Мать стояла вполоборота к Окуню в стареньком ситцевом халате, в цветастом переднике и губкой мыла тарелку с голубой каёмкой. Тарелку, из которой всегда ел отец, и шутил при этом, что тарелочка, как у Ильфа и Петрова, с голубой каёмочкой, только миллион на тарелочку никто не положил.

Лицо Веры Ивановны, обычно строго-энергичное и властное, сейчас было задумчивым, печальным даже, таким, что Окунь застыл на месте, пронзённый жалостью к матери. В свои сорок три года она была привлекательна и, пожалуй, нравилась мужчинам, и он не раз думал, почему она не вышла вторично замуж, пока не понял, что она, наверное, до сих пор любит отца. Вот и сейчас она мысленно находилась далеко-далеко, словно и не было её здесь, только одни маленькие руки в резиновых перчатках сноровисто делали привычное дело.

Окунь вспомнил, какая мать была семь лет назад, когда отец жил с ними, весёлая и энергичная.
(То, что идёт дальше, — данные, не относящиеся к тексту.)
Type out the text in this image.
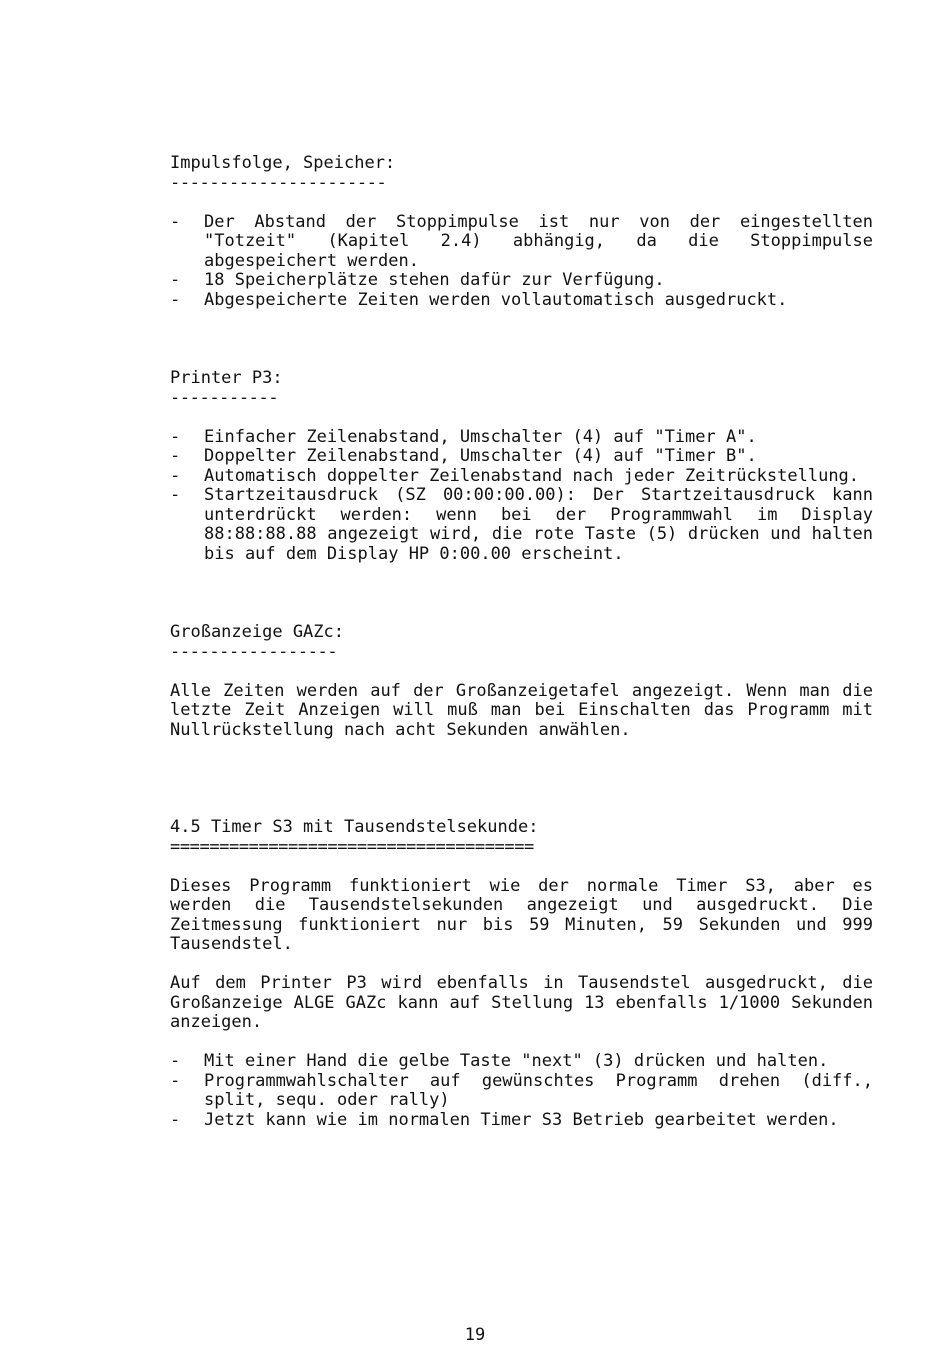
Impulsfolge, Speicher:
----------------------
- Der Abstand der Stoppimpulse ist nur von der eingestellten "Totzeit" (Kapitel 2.4) abhängig, da die Stoppimpulse abgespeichert werden.
- 18 Speicherplätze stehen dafür zur Verfügung.
- Abgespeicherte Zeiten werden vollautomatisch ausgedruckt.
Printer P3:
-----------
- Einfacher Zeilenabstand, Umschalter (4) auf "Timer A".
- Doppelter Zeilenabstand, Umschalter (4) auf "Timer B".
- Automatisch doppelter Zeilenabstand nach jeder Zeitrückstellung.
- Startzeitausdruck (SZ 00:00:00.00): Der Startzeitausdruck kann unterdrückt werden: wenn bei der Programmwahl im Display 88:88:88.88 angezeigt wird, die rote Taste (5) drücken und halten bis auf dem Display HP 0:00.00 erscheint.
Großanzeige GAZc:
-----------------
Alle Zeiten werden auf der Großanzeigetafel angezeigt. Wenn man die letzte Zeit Anzeigen will muß man bei Einschalten das Programm mit Nullrückstellung nach acht Sekunden anwählen.
4.5 Timer S3 mit Tausendstelsekunde:
=====================================
Dieses Programm funktioniert wie der normale Timer S3, aber es werden die Tausendstelsekunden angezeigt und ausgedruckt. Die Zeitmessung funktioniert nur bis 59 Minuten, 59 Sekunden und 999 Tausendstel.
Auf dem Printer P3 wird ebenfalls in Tausendstel ausgedruckt, die Großanzeige ALGE GAZc kann auf Stellung 13 ebenfalls 1/1000 Sekunden anzeigen.
- Mit einer Hand die gelbe Taste "next" (3) drücken und halten.
- Programmwahlschalter auf gewünschtes Programm drehen (diff., split, sequ. oder rally)
- Jetzt kann wie im normalen Timer S3 Betrieb gearbeitet werden.
19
Она тормошила без конца отца, что-то предлагала переделать в квартире, что-то купить, или звала его в театр. А отец вяло сопротивлялся. Он так и  запомнился Василию - лежащим на диване с книгой в руках. Оживал отец лишь во время телевизионных хоккейных матчей. Он был тогда лениво-важным, знающим себе цену, всё на нём сверкало, а мать - улыбчивая, но в глазах всегда таилась строгость.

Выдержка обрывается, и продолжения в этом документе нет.